Most of us have experienced similar events. Ones that cannot be described. The closest description I can find is the one offered by Dorthe Jørgensen, professor of philosophy and the history of ideas at Aarhus University in Denmark. She describes it this way “beautiful thinking.” Adding, “The so-called experiences of beauty can provide us with vital insight: it is possible to perceive reality – and thus society – without resorting to the normal divisions and contrasts.”
These are those events that make us feel better. Let’s see if we can expand our mind in such a way so as to learn how to not only feel better, but more importantly to be able to better feel as a result of our encounters with beauty.
While subtle, what I am trying to say is that feeling better is a worthy goal. Imagine how much greater that goal could be if you encountered your life experiences in such a way that you began to enjoy more of life by being able to better feel and appreciate the many gifts life has to offer you.
The key to thinking beautiful lies in our ability to see what is beautiful in all things. To do this is a three step process:
- Language: Expanding our words and phrases to include descriptions of beauty,
- Acknowledgement: Assigning those words and phrases to events we encounter,
- Action: Believing in the beauty of the event.
Getting to this place in your mind requires an effort on your part. While that effort is not Herculean, it does have certain prerequisites, like:
The Beauty Matrix
While empirical studies of our experiences with beauty are limited, this much we can know. Just as the runner’s body releases spurts of endorphins, when we encounter events expecting to find beauty our body emits certain “happy” hormones. Let’s take a closer look at how you can develop the three step process of beautiful thinking.

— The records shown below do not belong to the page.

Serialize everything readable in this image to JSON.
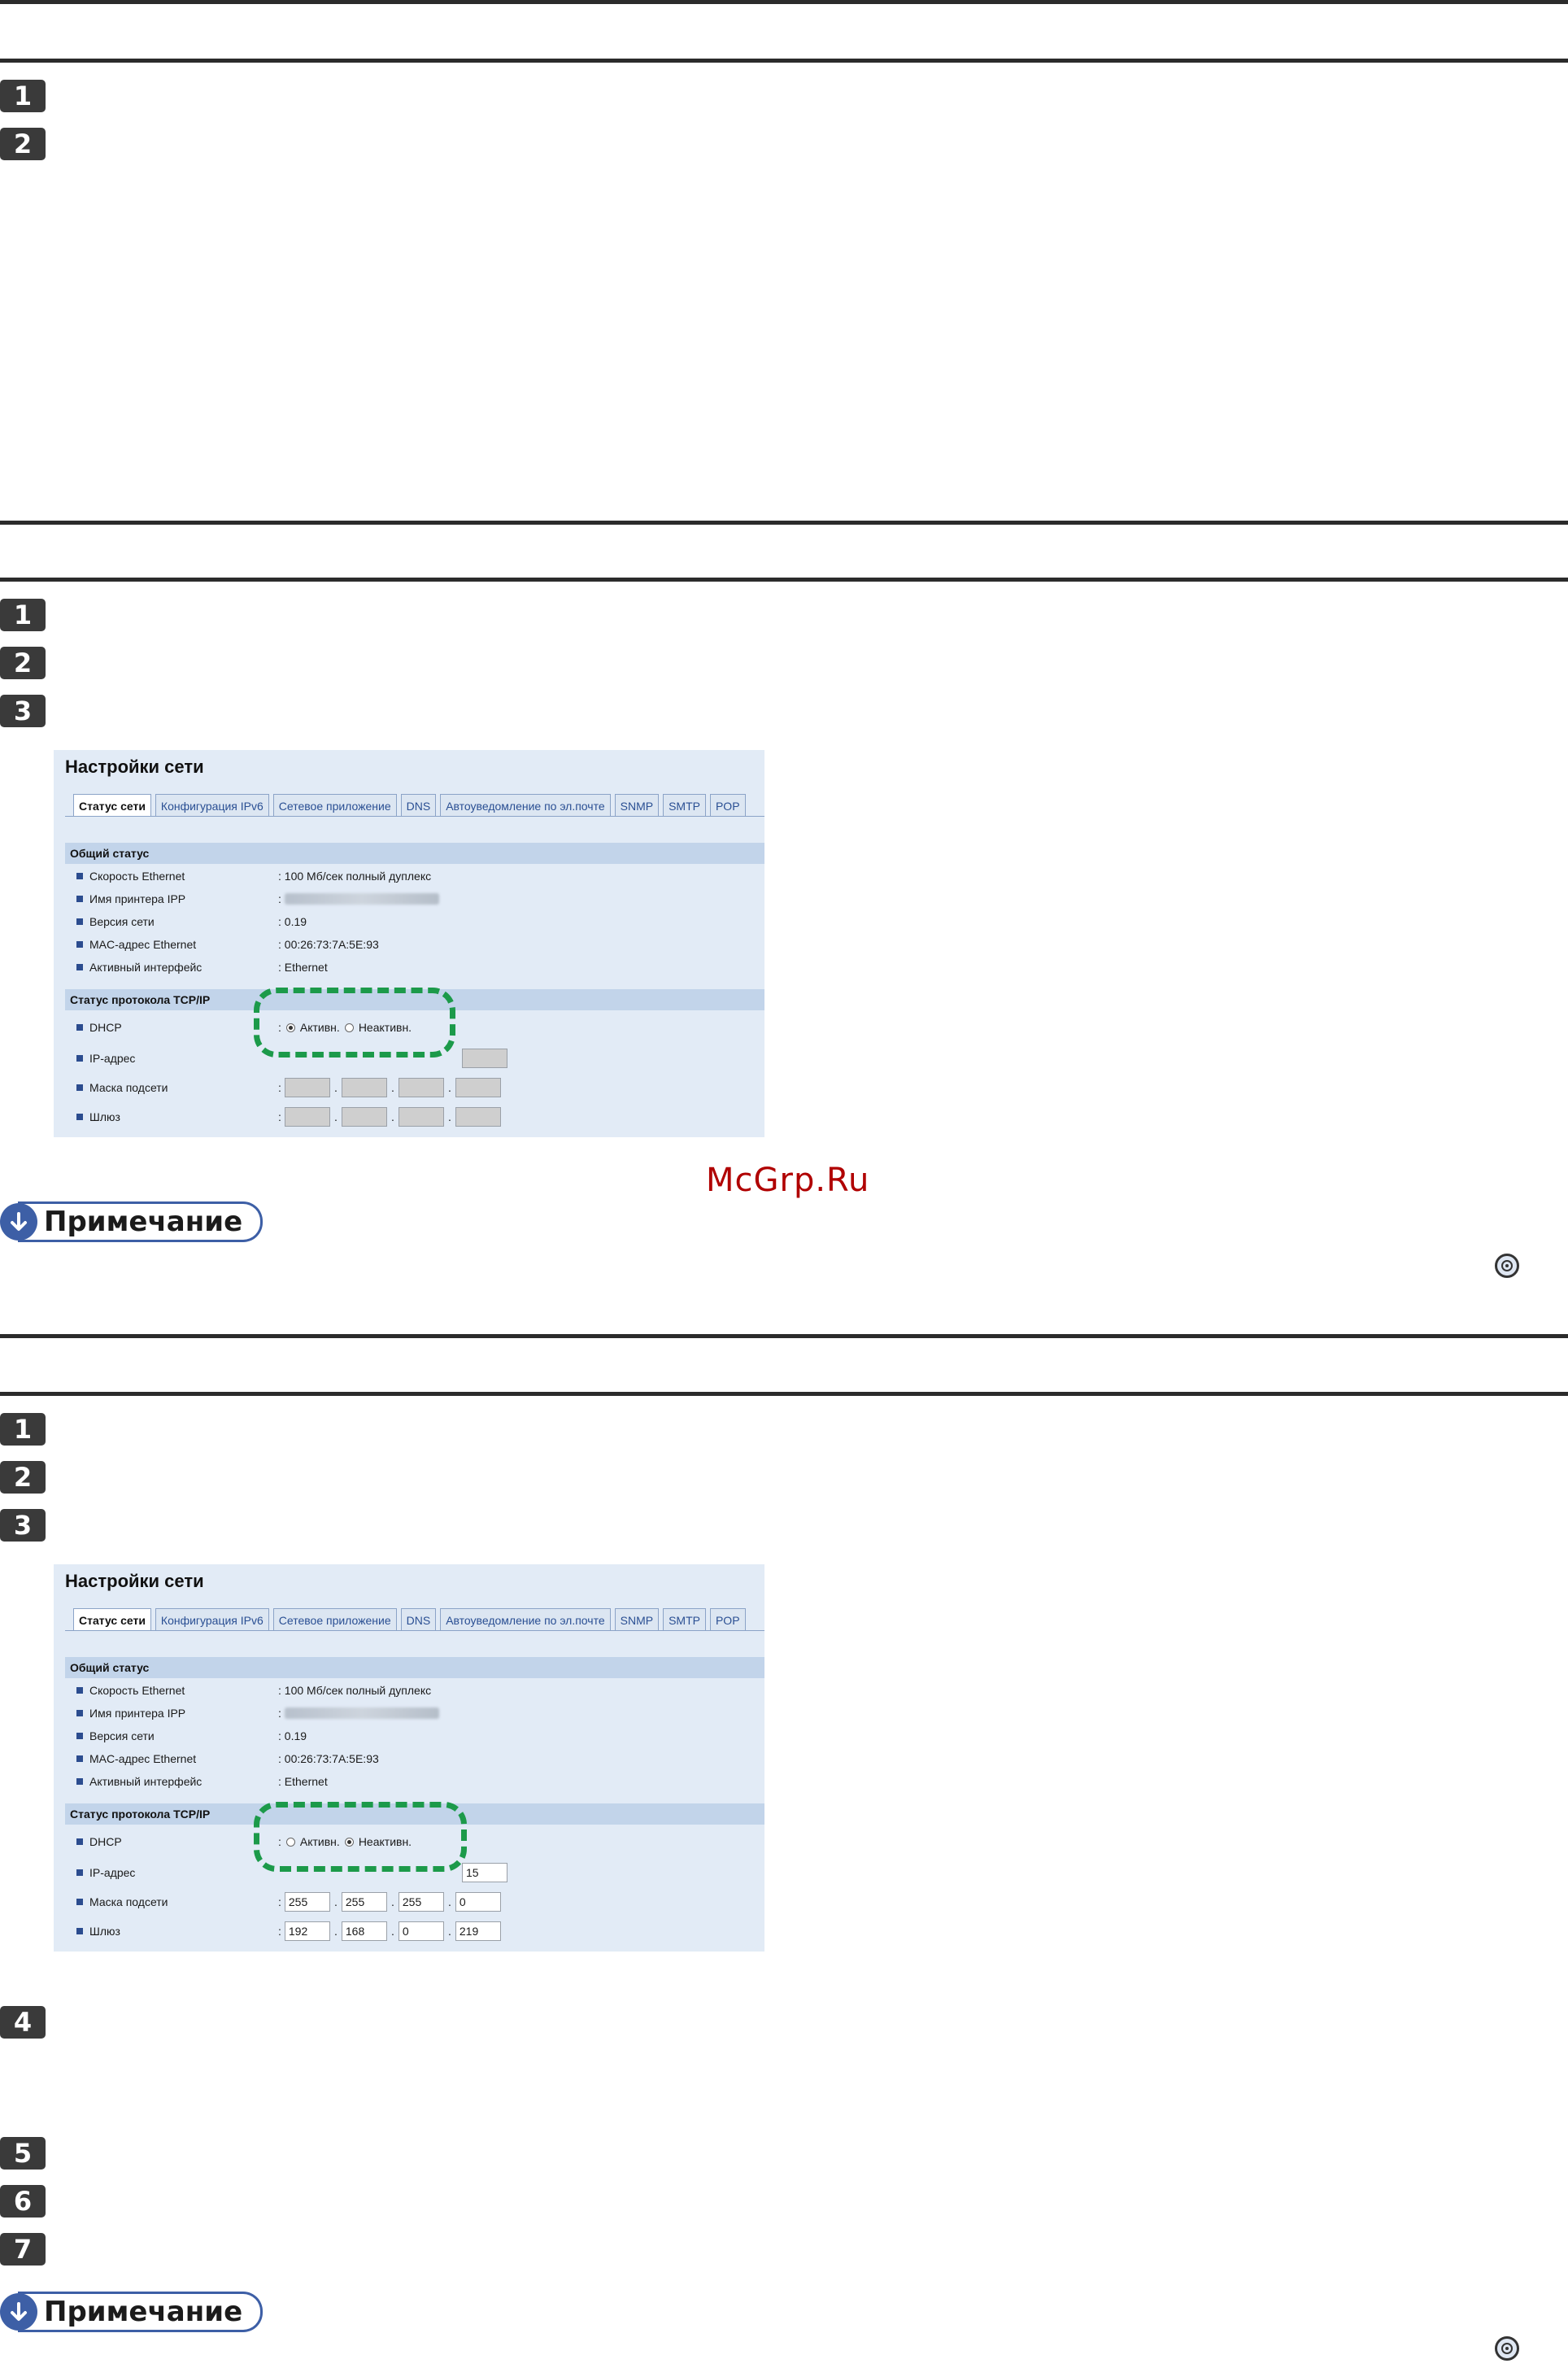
{
  "steps": {
    "s1": [
      "1",
      "2"
    ],
    "s2": [
      "1",
      "2",
      "3"
    ],
    "s3": [
      "1",
      "2",
      "3",
      "4",
      "5",
      "6",
      "7"
    ]
  },
  "note_label": "Примечание",
  "watermark": "McGrp.Ru",
  "screenshot1": {
    "title": "Настройки сети",
    "tabs": [
      "Статус сети",
      "Конфигурация IPv6",
      "Сетевое приложение",
      "DNS",
      "Автоуведомление по эл.почте",
      "SNMP",
      "SMTP",
      "POP"
    ],
    "general_header": "Общий статус",
    "general_rows": [
      {
        "label": "Скорость Ethernet",
        "value": ": 100 Мб/сек полный дуплекс"
      },
      {
        "label": "Имя принтера IPP",
        "value": ":"
      },
      {
        "label": "Версия сети",
        "value": ": 0.19"
      },
      {
        "label": "MAC-адрес Ethernet",
        "value": ": 00:26:73:7A:5E:93"
      },
      {
        "label": "Активный интерфейс",
        "value": ": Ethernet"
      }
    ],
    "tcpip_header": "Статус протокола TCP/IP",
    "dhcp_label": "DHCP",
    "radio_active": "Активн.",
    "radio_inactive": "Неактивн.",
    "ip_label": "IP-адрес",
    "mask_label": "Маска подсети",
    "gateway_label": "Шлюз"
  },
  "screenshot2": {
    "title": "Настройки сети",
    "tabs": [
      "Статус сети",
      "Конфигурация IPv6",
      "Сетевое приложение",
      "DNS",
      "Автоуведомление по эл.почте",
      "SNMP",
      "SMTP",
      "POP"
    ],
    "general_header": "Общий статус",
    "general_rows": [
      {
        "label": "Скорость Ethernet",
        "value": ": 100 Мб/сек полный дуплекс"
      },
      {
        "label": "Имя принтера IPP",
        "value": ":"
      },
      {
        "label": "Версия сети",
        "value": ": 0.19"
      },
      {
        "label": "MAC-адрес Ethernet",
        "value": ": 00:26:73:7A:5E:93"
      },
      {
        "label": "Активный интерфейс",
        "value": ": Ethernet"
      }
    ],
    "tcpip_header": "Статус протокола TCP/IP",
    "dhcp_label": "DHCP",
    "radio_active": "Активн.",
    "radio_inactive": "Неактивн.",
    "ip_label": "IP-адрес",
    "ip_last": "15",
    "mask_label": "Маска подсети",
    "mask": [
      "255",
      "255",
      "255",
      "0"
    ],
    "gateway_label": "Шлюз",
    "gateway": [
      "192",
      "168",
      "0",
      "219"
    ]
  },
  "colors": {
    "accent": "#3d5fa6",
    "highlight": "#1c9a4a",
    "panel_bg": "#e2ebf6",
    "header_bg": "#c2d4ea"
  }
}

Step 1 is language. Before we go there it is important that we acknowledge a big lie told to many a child, sticks and stones may break your bones, but words can never hurt you. Words and phrases can and do inflict more pain than we can imagine. Unfortunately, in our developmental years little thought is given to teaching us positive or beautiful words.
Examples of beautiful thinking language would include using the very word beautiful. Other words are;
admirable, adorable, alluring, angelic, appealing, beauteous, bewitching, captivating, charming, classy, comely, cute, dazzling, delicate, delightful, divine, elegant, enthralling, enticing, excellent, exquisite, fair, fascinating, fetching, fine, foxy, good-looking, gorgeous, graceful, grand, handsome, ideal, inviting, lovely, magnetic, magnificent, marvelous, mesmeric, nice, pleasing, pretty, pulchritudinous, radiant, ravishing, refined, resplendent, shapely, slightly, splendid statuesque, stunning, sublime, superb, symmetrical, taking, tantalizing, teasing, tempting, well-formed, winning, wonderful.

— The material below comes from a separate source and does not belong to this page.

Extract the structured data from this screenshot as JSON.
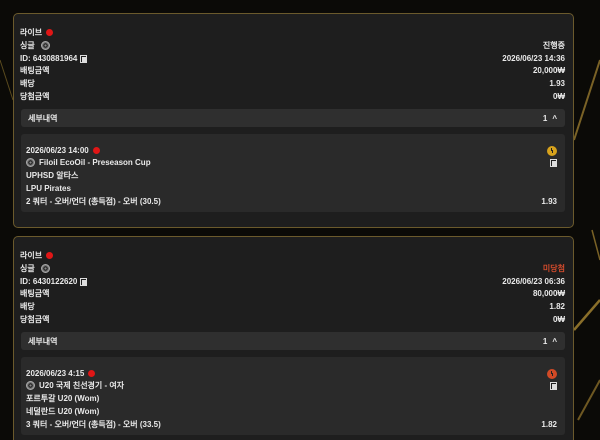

Write them down and the next time you encounter difficulty describing an experience, try adding in some of the above words.

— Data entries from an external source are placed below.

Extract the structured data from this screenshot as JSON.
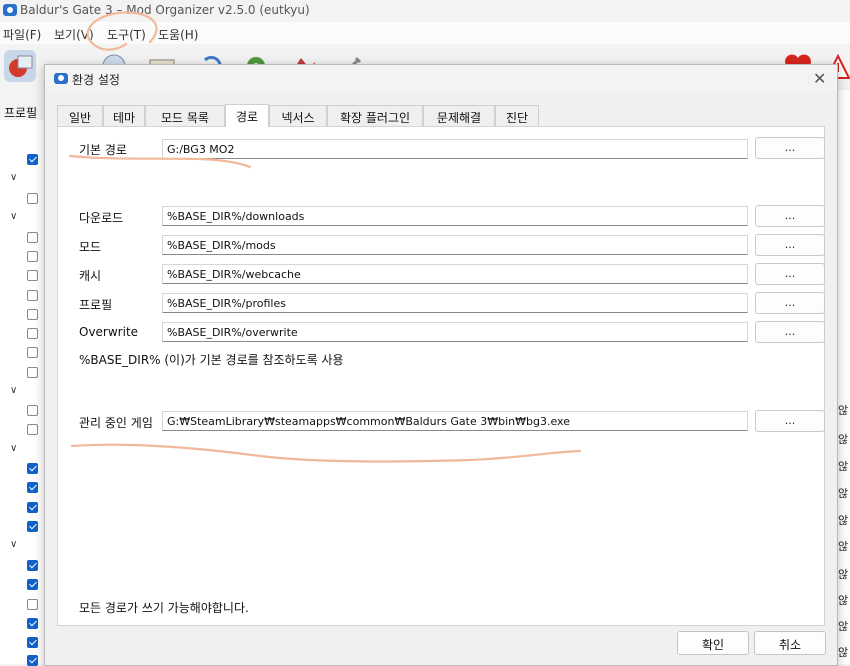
{
  "main_window": {
    "title": "Baldur's Gate 3 – Mod Organizer v2.5.0 (eutkyu)",
    "menus": [
      "파일(F)",
      "보기(V)",
      "도구(T)",
      "도움(H)"
    ],
    "profile_label": "프로필",
    "right_cells": [
      "않",
      "않",
      "않",
      "않",
      "않",
      "않",
      "않",
      "않",
      "않",
      "않",
      "않",
      "않"
    ]
  },
  "dialog": {
    "title": "환경 설정",
    "close_glyph": "✕",
    "tabs": [
      "일반",
      "테마",
      "모드 목록",
      "경로",
      "넥서스",
      "확장 플러그인",
      "문제해결",
      "진단"
    ],
    "active_tab": "경로",
    "base_path": {
      "label": "기본 경로",
      "value": "G:/BG3 MO2"
    },
    "paths": [
      {
        "label": "다운로드",
        "value": "%BASE_DIR%/downloads"
      },
      {
        "label": "모드",
        "value": "%BASE_DIR%/mods"
      },
      {
        "label": "캐시",
        "value": "%BASE_DIR%/webcache"
      },
      {
        "label": "프로필",
        "value": "%BASE_DIR%/profiles"
      },
      {
        "label": "Overwrite",
        "value": "%BASE_DIR%/overwrite"
      }
    ],
    "base_dir_note": "%BASE_DIR% (이)가 기본 경로를 참조하도록 사용",
    "managed_game": {
      "label": "관리 중인 게임",
      "value": "G:₩SteamLibrary₩steamapps₩common₩Baldurs Gate 3₩bin₩bg3.exe"
    },
    "browse_label": "...",
    "footer_note": "모든 경로가 쓰기 가능해야합니다.",
    "ok_label": "확인",
    "cancel_label": "취소"
  },
  "colors": {
    "accent": "#0f62c9",
    "annotation": "#f2b89a"
  }
}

Step 2 is acknowledgement: Most of us view our world as though we were in a box. Imagine yourself trapped in this box. Each wall of the box representing your previous reactions to similar events. Adequate, but not good enough. Observe how you have allowed limited word availability to limit your experience. The goal is to expand your experiences to include beautiful thinking.
Step 3 is Action: Your final step requires that you do something, take action, by seeing yourself as outside of the box. This action allows you to “see” that box as self-limiting. A barrier to understanding your experiences in an entirely different way. From your new vantage point outside the box you can take action on including all those things that make an event beautiful.
Let me conclude with a final observation borrowed from Dr. Jørgensen. When you have learned to integrate beautiful thinking into your experiences of life, everything has the opportunity to be understood, thought of, and experienced in entirely new ways. Suddenly your life can take on new meanings.